The sun is sinking, like a plum in an oil slick.  Canvas flaps, earth and crushed grass churn underfoot.  Hilary greets us as we slip into the warmth of her marquee, steel pegs and raw sisal upholding the peace.  Outside the sun goes on sinking, while the river shivers on into the sea, past darkening trees and strands of salt marsh.  Inside we are cheered with fizzy wine and propelled into a barn dance.
 
It’s a well drilled melee: the caller expertly corralling the herd: Penny swings with actor John; Lucia does the doz-e-doh with a slender man in a black Stetson – could it be Virgil Clenthills III?  The sheep-shorn beard, the crushed lilac top, the yellowing cowboy boots – this had to be the country legend, the one, the only, the man of whom it was once said, “‘If you've ever woken up with a broken heart in one hand and an empty bourbon bottle in the other - Virg is singing just for you.”  My wife pretends to swoon; I pretend to catch her.  The author of “A Song for Hank Williams,” is just a step away.


Virgil Clenthills swears he was born in August 1939 in Intercourse, Missouri, son of an illegal English immigrant and half Shoshone Virginia Mae Pluckett who then orphaned him at the age of five with a Packard. But really Virg was created by Gareth Owen at 70, in Ludlow.


As Virg recalls, he launched his “World Tour of Ludlow, Presteigne, Ross and B’ham,” in 2010 to avoid the limelight, and tonight we find him in Bontddu, in the Snowdonia National Park, on The Dolgellau to Barmouth Mawddach Trail.  Now, as the sheep draw near, bleating like Tennessee crickets, Virg sets up his keyboard and exposes his country veins, lurching into “Stone Drunk Again” with barely a glance at the words.

Then, as the Welsh Whisky flows, we join in the chorus of “Happy with That,” a classic tale of degeneracy and domestic discord on a run-down Kentucky homestead.

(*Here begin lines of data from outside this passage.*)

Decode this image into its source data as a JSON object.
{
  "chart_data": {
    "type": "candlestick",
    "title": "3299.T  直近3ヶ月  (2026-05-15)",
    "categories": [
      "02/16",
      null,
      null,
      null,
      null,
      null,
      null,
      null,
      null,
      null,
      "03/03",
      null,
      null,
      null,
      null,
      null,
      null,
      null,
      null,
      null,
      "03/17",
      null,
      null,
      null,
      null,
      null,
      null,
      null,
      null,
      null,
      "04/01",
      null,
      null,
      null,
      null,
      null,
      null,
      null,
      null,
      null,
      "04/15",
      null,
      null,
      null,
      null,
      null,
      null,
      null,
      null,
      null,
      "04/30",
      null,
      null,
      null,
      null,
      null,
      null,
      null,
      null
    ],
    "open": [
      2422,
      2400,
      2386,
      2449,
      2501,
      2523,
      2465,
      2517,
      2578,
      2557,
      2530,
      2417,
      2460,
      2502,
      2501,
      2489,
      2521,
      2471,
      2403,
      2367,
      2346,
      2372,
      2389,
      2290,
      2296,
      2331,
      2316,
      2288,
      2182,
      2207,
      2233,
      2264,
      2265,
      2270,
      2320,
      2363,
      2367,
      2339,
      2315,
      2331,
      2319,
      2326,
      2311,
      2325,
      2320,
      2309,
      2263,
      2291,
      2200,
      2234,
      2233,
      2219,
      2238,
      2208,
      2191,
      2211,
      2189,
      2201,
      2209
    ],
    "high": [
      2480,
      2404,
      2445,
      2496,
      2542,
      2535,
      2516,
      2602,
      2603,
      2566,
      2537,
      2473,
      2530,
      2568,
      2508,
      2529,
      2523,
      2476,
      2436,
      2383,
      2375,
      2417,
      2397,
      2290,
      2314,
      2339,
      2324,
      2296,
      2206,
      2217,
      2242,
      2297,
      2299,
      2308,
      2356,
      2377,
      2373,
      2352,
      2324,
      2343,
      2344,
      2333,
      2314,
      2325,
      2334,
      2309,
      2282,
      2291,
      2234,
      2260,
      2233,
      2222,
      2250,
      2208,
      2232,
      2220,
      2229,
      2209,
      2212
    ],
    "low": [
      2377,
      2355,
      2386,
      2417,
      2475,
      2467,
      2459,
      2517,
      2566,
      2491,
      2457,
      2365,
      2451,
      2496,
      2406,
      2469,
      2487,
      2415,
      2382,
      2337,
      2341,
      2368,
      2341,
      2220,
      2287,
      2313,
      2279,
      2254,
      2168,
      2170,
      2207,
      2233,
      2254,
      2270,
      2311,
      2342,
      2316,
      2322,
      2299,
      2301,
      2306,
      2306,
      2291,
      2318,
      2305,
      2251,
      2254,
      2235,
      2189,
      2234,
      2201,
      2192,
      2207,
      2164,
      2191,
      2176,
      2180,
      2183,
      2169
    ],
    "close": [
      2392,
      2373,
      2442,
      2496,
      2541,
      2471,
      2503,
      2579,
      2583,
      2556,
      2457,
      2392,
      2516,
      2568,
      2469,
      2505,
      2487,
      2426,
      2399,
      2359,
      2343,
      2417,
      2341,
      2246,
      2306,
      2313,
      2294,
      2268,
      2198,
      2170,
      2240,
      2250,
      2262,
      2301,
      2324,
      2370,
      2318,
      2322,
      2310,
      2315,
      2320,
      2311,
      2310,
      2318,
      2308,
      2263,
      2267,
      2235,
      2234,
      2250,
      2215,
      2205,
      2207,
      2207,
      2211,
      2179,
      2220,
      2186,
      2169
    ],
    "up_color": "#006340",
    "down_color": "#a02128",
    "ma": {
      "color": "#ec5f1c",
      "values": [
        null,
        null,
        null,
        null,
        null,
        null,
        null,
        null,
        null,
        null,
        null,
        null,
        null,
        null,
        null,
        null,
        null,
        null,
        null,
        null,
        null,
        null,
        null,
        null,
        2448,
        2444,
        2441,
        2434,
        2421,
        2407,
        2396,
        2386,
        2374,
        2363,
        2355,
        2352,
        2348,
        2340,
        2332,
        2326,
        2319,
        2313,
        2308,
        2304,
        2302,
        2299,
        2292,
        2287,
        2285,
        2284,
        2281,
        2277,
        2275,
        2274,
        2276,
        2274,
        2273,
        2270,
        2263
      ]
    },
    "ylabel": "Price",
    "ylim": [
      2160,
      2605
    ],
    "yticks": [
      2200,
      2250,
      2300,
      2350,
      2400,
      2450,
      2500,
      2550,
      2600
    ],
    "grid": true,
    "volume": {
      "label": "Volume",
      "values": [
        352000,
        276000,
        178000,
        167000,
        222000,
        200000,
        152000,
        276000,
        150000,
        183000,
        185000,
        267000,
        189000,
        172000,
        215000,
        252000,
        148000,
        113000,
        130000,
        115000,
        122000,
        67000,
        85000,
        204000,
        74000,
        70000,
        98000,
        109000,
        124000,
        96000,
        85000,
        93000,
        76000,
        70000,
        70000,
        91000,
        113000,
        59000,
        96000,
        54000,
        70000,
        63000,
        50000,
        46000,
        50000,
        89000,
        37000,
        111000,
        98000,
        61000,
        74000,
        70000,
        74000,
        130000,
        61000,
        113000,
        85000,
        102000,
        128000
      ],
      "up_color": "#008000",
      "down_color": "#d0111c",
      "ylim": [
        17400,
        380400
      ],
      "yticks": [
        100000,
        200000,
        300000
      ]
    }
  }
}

Later, we cross the creaking bridge back to the George III Hotel at Penmaenpool, the moon above like a pearl set on black satin, singing:

“Yes I once met a man

Who talked with a man

    Who saw Jesse James riding by….”

 
 

 

Richard Gibbs

October 14th 2012
 
Entered for the Guardian Travel Writing Competition, 2012, An Encounter category - not even a runner up.....  Probably classed as more hip-replacement than hip!